For starters, don’t make a judgement call about your coworker. Everyone handles stress at different levels, and for some people that means not really handling stress at all.
You may be able to breeze through your day with minor frustrations while others are thrown off by the smallest thing.
Holly Weeks, author of Failure to Communicate, notes “Don’t think what can I do to change this person?” Instead, she suggests considering how to neutralizes the situation and move forward.
If you want to offer the most basic form of help, acknowledge what’s going on and offer a compliment. Even if it doesn’t seem like much is going on, simply letting your stressed colleague feel heard and appreciated can make an impact.
Author of How to Have a Good Day, Caroline Webb, explains stressed people are “feeling out of control, incompetent, and disrespected. A compliment is your easy way to help them get back to their better self.” Make sure you’re not enabling them by dragging out the situation, though.
Acknowledge, offer some praise, and try to move with the conversation.
Although it’s not necessarily in your job description to fix your coworkers problems, you can still offer support. You may not actually be able to do anything, but offering assistance gives the other person a chance to think through solutions.
Webb also suggests brainstorming way to “reduce their cognitive load,” to ease what’s making your coworker feel overwhelmed.
Some simple solutions include splitting requests into smaller steps, shortening emails, or dividing work into parts.
Ultimately the job needs to get done, but you can provide your coworker with more manageable means of accomplishing tasks by breaking things into chunks.
You can also check in on your coworker to find out if you should be concerned, or if their stress limited to the work environment. If their stress is beyond what you can reasonably handle with these de-escalation tips, don’t hesitate to reach out to someone about further steps to take.
Check out our mental health series for some more insight if you’re concerned your coworker’s problem may be more than regular stress.
Just like some people are easily stressed, some easily pick up on the negative feelings of others. Be aware of how your coworker’s stress is affecting you.
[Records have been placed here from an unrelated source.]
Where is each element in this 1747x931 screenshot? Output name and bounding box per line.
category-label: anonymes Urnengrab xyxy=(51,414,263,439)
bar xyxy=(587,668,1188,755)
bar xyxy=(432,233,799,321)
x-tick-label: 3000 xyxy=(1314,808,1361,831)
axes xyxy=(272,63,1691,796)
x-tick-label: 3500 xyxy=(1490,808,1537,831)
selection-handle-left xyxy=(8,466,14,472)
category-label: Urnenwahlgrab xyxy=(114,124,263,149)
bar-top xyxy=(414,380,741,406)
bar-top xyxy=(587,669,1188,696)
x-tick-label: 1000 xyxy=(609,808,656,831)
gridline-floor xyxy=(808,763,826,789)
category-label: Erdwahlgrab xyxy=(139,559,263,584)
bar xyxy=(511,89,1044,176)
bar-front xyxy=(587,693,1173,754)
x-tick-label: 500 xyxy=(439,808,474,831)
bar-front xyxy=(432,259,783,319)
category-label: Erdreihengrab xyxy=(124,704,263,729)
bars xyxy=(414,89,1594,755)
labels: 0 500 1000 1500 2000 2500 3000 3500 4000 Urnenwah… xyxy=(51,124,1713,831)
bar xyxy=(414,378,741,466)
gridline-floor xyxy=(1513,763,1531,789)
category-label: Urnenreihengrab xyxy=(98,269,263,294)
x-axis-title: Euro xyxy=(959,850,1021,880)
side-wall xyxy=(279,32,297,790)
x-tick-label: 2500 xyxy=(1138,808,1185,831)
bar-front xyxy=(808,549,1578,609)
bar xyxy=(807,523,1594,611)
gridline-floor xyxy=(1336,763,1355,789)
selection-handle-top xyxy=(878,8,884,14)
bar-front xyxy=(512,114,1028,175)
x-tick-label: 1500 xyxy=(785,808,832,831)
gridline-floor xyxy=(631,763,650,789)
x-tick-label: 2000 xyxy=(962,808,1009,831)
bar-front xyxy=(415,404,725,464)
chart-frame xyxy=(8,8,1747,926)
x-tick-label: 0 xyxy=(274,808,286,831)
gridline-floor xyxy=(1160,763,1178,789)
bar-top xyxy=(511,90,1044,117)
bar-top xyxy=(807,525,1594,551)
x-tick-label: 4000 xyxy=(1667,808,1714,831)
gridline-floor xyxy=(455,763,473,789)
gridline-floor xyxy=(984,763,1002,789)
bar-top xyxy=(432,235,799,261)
If someone is truly draining you, try to get some distance.
While that may be difficult in a small office, Weeks recommends keeping in mind that out of all the “office characters…the stress case’s temperament [is] less of a problem” than others.
Ultimately, it’s not your responsibility to destress your coworker, but you can certainly make your work life a little easier if you take these steps to make for healthier, happier collaboration.